黒澤くんの一途な愛



数日後の放課後。


私は蘭菜ちゃんと新しくオープンしたカフェに行くため、制服姿のまま街に来ていた。


蘭菜ちゃんと話しながら、しばらく歩いていると。


「ん? ねぇ、あれってもしかして……」


蘭菜ちゃんが、突然立ち止まった。


「どうしたの、蘭菜ちゃん」

「いや。
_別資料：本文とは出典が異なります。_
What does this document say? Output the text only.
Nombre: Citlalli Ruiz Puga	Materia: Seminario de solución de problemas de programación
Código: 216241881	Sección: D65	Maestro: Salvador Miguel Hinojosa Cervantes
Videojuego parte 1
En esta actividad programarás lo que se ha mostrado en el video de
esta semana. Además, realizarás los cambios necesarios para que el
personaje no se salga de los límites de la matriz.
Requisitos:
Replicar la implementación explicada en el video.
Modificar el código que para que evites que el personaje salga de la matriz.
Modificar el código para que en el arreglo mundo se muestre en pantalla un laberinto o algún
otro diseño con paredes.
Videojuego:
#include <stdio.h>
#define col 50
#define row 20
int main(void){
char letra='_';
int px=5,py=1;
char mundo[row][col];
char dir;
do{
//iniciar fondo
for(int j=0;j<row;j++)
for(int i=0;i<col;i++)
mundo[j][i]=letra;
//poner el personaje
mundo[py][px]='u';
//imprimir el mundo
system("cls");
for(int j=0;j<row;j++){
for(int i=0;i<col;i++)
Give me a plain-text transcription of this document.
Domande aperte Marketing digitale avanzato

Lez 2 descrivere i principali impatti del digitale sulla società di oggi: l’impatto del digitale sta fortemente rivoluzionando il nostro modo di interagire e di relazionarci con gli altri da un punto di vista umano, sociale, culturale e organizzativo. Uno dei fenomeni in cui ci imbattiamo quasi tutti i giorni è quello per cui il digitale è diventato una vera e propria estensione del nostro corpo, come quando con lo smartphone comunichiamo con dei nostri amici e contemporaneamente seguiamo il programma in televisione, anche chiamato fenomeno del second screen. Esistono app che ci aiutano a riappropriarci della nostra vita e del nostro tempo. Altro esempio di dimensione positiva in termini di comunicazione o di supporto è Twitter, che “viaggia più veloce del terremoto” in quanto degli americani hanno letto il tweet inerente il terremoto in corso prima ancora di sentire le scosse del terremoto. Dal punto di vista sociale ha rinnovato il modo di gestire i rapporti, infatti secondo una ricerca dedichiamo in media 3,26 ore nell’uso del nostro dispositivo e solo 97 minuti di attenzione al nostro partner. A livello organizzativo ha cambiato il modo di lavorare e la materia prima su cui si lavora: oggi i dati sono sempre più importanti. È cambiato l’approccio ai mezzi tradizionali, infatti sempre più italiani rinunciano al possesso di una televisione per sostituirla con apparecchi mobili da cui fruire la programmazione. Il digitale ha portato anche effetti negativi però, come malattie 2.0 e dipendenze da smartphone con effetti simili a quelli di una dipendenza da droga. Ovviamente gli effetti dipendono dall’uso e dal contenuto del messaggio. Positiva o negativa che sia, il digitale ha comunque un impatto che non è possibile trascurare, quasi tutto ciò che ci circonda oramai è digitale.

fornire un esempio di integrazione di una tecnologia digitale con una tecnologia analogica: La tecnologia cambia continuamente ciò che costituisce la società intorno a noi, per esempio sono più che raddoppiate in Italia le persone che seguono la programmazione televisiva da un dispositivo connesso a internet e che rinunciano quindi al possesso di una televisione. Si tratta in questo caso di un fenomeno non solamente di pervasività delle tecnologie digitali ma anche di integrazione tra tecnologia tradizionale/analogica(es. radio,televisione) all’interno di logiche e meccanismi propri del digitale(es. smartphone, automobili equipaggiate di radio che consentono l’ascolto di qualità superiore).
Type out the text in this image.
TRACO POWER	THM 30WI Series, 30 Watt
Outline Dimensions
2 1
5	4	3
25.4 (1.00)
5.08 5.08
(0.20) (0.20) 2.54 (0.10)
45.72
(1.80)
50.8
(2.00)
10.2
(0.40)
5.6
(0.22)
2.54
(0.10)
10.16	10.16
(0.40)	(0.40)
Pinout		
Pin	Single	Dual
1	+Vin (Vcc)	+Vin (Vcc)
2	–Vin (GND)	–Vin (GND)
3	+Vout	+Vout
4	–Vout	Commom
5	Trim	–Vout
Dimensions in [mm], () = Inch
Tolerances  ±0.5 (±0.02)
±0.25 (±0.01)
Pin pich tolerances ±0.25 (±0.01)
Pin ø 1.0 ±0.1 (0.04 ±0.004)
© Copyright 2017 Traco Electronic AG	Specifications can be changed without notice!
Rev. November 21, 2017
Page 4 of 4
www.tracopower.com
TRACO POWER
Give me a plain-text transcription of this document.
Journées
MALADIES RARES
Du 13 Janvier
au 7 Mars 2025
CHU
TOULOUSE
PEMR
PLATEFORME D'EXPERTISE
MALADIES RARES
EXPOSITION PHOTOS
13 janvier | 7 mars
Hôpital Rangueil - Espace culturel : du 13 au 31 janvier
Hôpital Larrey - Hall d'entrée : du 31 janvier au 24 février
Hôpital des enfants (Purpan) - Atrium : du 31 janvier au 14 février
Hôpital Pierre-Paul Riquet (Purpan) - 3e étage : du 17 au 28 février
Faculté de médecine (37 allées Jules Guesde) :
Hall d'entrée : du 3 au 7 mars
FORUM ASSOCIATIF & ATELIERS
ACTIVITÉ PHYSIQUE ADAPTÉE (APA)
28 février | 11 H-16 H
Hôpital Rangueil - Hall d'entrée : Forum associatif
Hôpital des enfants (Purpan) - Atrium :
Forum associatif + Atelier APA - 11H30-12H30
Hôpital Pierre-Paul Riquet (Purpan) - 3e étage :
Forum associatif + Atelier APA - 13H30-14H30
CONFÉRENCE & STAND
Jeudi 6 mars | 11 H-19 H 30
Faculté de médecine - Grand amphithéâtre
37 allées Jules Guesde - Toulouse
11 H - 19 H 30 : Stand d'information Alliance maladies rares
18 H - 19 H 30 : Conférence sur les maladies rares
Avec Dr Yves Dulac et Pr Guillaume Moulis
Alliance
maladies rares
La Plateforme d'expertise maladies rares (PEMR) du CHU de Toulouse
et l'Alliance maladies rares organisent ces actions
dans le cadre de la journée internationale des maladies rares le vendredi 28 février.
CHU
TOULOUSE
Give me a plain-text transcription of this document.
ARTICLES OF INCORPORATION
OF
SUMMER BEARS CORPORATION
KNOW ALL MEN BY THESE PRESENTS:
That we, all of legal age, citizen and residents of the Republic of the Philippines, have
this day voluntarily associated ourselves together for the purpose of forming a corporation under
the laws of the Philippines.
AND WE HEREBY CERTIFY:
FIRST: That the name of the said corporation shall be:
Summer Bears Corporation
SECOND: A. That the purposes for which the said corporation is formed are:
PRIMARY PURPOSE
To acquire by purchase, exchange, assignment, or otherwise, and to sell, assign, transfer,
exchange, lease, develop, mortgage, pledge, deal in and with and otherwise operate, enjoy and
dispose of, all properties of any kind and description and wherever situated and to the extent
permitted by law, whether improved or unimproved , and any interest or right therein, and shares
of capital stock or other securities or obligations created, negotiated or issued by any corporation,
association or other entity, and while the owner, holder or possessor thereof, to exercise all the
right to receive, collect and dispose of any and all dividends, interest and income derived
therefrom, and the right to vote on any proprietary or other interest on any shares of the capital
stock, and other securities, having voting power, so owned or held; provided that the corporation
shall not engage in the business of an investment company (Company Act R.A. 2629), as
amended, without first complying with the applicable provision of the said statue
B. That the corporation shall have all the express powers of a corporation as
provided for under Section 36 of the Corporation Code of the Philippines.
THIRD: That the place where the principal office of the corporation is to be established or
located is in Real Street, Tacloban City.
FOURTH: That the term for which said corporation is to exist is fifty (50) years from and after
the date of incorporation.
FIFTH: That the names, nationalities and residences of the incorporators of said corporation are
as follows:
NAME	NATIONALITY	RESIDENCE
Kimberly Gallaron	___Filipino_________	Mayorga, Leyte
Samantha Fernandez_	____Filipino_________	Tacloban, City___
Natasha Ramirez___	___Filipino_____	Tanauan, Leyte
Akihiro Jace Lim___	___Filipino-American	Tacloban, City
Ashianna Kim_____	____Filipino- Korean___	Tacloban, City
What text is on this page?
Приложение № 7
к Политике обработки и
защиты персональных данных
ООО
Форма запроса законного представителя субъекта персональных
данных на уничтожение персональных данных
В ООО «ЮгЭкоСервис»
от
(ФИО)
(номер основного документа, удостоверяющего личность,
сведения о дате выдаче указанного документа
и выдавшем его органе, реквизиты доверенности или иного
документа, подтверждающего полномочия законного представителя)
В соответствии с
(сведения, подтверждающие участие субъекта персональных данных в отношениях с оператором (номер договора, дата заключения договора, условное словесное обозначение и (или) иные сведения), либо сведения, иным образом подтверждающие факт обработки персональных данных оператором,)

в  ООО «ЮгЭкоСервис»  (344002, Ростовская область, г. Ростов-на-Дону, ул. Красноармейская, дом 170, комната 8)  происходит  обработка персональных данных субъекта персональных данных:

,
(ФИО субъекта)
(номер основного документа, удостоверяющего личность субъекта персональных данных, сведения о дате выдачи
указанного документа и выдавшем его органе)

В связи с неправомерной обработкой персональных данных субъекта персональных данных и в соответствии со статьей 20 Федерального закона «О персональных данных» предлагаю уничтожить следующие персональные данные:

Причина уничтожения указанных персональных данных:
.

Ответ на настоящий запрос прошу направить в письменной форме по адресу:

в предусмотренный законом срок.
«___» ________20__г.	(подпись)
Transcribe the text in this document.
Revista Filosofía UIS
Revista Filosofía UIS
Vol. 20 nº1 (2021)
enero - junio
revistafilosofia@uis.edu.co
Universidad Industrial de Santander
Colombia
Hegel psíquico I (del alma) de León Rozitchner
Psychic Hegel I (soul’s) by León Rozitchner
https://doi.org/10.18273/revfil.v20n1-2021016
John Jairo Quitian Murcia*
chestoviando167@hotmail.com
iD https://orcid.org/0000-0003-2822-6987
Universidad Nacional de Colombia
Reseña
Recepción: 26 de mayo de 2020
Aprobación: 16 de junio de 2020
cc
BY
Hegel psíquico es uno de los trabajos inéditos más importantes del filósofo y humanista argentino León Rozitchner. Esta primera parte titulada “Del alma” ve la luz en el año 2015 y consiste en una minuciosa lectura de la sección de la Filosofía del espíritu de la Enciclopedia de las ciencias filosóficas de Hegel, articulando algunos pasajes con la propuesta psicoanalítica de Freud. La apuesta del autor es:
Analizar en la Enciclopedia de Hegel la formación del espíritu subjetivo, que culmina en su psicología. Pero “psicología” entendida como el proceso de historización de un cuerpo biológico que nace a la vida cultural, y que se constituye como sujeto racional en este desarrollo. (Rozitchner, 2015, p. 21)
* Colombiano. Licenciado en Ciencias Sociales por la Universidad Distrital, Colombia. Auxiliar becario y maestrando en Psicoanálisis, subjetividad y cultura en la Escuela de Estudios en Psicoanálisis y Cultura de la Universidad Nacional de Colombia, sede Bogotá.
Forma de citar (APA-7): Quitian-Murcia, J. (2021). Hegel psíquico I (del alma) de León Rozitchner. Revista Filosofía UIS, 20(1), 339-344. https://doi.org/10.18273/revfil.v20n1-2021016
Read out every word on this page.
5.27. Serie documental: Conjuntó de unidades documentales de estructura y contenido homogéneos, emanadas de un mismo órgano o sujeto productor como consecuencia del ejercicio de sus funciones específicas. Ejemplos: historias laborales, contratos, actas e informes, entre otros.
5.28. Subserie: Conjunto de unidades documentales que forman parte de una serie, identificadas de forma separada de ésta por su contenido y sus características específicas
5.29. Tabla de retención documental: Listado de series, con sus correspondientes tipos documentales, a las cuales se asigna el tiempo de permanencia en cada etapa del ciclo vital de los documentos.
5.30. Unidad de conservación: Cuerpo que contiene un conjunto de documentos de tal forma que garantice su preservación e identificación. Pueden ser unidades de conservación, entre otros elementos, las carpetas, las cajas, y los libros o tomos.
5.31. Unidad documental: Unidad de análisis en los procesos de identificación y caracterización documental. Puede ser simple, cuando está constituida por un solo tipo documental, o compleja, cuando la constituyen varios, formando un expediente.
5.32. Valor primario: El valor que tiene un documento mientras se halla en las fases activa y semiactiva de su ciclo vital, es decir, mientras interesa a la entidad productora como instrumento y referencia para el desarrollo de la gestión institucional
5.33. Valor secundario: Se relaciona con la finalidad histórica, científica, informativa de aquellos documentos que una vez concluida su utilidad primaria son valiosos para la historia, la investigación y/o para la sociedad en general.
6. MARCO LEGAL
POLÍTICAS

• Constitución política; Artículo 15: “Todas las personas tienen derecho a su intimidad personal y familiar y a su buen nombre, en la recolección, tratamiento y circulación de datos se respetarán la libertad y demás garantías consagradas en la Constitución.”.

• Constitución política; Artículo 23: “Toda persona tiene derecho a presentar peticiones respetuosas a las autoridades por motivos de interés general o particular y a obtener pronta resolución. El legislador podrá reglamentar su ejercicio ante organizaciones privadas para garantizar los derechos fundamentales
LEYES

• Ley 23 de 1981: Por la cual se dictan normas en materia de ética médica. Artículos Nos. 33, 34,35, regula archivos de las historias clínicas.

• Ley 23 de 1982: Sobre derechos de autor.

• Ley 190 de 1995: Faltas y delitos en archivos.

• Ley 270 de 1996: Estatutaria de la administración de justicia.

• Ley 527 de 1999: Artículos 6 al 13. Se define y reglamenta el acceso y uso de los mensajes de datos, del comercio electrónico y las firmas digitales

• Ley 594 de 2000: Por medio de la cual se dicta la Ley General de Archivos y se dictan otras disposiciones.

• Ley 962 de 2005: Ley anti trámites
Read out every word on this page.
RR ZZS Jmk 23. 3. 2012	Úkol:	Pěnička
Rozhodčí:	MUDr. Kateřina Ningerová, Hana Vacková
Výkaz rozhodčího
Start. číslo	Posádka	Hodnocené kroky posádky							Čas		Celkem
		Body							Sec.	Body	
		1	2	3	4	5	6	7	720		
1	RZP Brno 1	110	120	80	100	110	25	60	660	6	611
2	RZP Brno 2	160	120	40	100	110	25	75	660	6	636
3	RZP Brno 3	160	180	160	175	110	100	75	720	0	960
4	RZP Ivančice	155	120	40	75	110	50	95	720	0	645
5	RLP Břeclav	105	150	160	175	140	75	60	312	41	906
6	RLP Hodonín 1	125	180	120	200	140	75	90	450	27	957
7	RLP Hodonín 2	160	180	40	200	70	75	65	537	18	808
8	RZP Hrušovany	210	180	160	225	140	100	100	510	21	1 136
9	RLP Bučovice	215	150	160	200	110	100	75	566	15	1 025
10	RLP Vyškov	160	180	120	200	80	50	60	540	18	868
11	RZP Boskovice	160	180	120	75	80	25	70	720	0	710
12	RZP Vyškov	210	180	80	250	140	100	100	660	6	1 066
あそこを歩いてるのって、黒澤くんじゃない?」

「え?」


蘭菜ちゃんが指さす方向へ目をやると。


「!」


道路を挟んだ向こう側の通りに、南実さんと並んで歩く黒澤くんが見えた。


「一緒にいる女の子、可愛い! スタイルも抜群だし、やば〜」


隣にいる蘭菜ちゃんが、少し興奮したように声を出す。


黒澤くん、今日は用があるから一緒に帰れないって言ってたけど……南実さんとお出かけだったんだ。


「黒澤くんといるあの美少女は、一体誰なの!? 栞里ちゃんがいるのに、黒澤くんまさか浮気とかじゃないよね!?」


私と黒澤くんが仮の恋人ではなく、本当に付き合っていると思っている蘭菜ちゃんの顔が険しくなる。